On Friday morning, a federal court of appeals revoked the National Labor Relations Board’s authority to act as it is currently comprised and potentially voided every decision the NLRB has issued since early last year. This decision represents a major victory for employers because, unless overturned on appeal, it will effectively cancel several recent pro-union decisions and slow the NLRB’s union-friendly agenda.

This case arose after President Obama took a unique step to avoid challenges to his NLRB appointments. Under established law, the NLRB cannot issue decisions unless it has three or more members. In January 2012, the NLRB had only two members, and Republican senators had expressed concerns about two of the additional appointees President Obama had proposed. In order to prevent these senators from blocking his appointments, President Obama made these appointments when Congress was taking a short break. He did so because a president does not need to obtain the Senate’s consent for appointments he or she makes during “the Recess of the Senate.”

Several parties challenged the appointments, arguing that the Senate’s short break did not constitute a true “Recess.” These challengers asserted that President Obama lacked authority to make the appointments and, thus, the NLRB lacked sufficient members to act. On Friday morning, the U.S. Court of Appeals for the District of Columbia agreed. The court characterized the Senate’s break as an “adjournment,” not a true “Recess,” and thus voided the three appointments. It further held that this “recess authority” only permits the president to make recess appointments for vacancies that actually arise during the same recess; the president cannot, on the other hand, wait until a recess to fill a vacancy that arose earlier.
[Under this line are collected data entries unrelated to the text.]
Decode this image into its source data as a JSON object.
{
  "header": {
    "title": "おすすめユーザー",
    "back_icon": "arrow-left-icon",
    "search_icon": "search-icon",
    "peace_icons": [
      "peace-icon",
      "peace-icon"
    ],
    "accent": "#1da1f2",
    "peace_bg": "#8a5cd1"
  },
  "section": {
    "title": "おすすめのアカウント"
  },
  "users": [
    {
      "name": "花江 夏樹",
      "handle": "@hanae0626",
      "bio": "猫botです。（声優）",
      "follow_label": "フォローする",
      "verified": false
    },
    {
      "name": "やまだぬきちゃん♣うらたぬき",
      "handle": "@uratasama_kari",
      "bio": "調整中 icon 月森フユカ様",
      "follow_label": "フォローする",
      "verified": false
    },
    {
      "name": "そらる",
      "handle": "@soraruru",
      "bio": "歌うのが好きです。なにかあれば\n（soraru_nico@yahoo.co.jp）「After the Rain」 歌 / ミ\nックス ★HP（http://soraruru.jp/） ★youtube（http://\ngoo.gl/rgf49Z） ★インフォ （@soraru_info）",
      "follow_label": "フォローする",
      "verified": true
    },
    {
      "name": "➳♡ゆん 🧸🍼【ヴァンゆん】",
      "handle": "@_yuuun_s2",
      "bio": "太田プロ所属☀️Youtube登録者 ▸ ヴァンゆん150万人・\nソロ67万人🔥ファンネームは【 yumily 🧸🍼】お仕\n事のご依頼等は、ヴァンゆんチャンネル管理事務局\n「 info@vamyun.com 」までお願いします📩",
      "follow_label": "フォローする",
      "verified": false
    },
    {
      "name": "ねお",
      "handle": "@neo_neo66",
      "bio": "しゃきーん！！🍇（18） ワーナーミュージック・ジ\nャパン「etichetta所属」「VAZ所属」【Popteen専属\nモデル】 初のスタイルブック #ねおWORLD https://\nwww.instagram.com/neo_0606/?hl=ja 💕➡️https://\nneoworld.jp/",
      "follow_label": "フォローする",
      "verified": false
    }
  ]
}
Because the court ruled the appointments unconstitutional, it held that the NLRB had lacked authority to act, and vacated the decision before it.

This decision will have far-reaching consequences, although its ultimate impact is not yet certain. As the law currently stands, the NLRB lacks authority to act because it has only two valid members. Further, every party whom the NLRB has ruled against since Jan. 4, 2012 will have grounds to ignore or challenge the NLRB’s decision. This includes numerous decisions where the NLRB has changed established law to favor labor unions, for example by making it more difficult to discipline union-represented employees, requiring employers to revise key policies, assisting unions’ organizing efforts and increasing unions’ lobbying funds. Finally, the court’s ruling would make it far more difficult for President Obama to make recess appointments for these and other types of positions (including federal judgeships), and thus require him to submit appointees who Republican Senators accept and confirm.

Employers should note, however, that this decision will be appealed, and the Supreme Court could overturn it. The Obama administration already has indicated that it will challenge this decision, and there may be other ways its consequences could be avoided. Thus, until the Supreme Court acts, the state of the law remains uncertain. Nevertheless, this decision will at least significantly disrupt the NLRB’s trend of reversing established law to benefit labor unions, as it places at substantial risk any decisions the NLRB issues in the near future.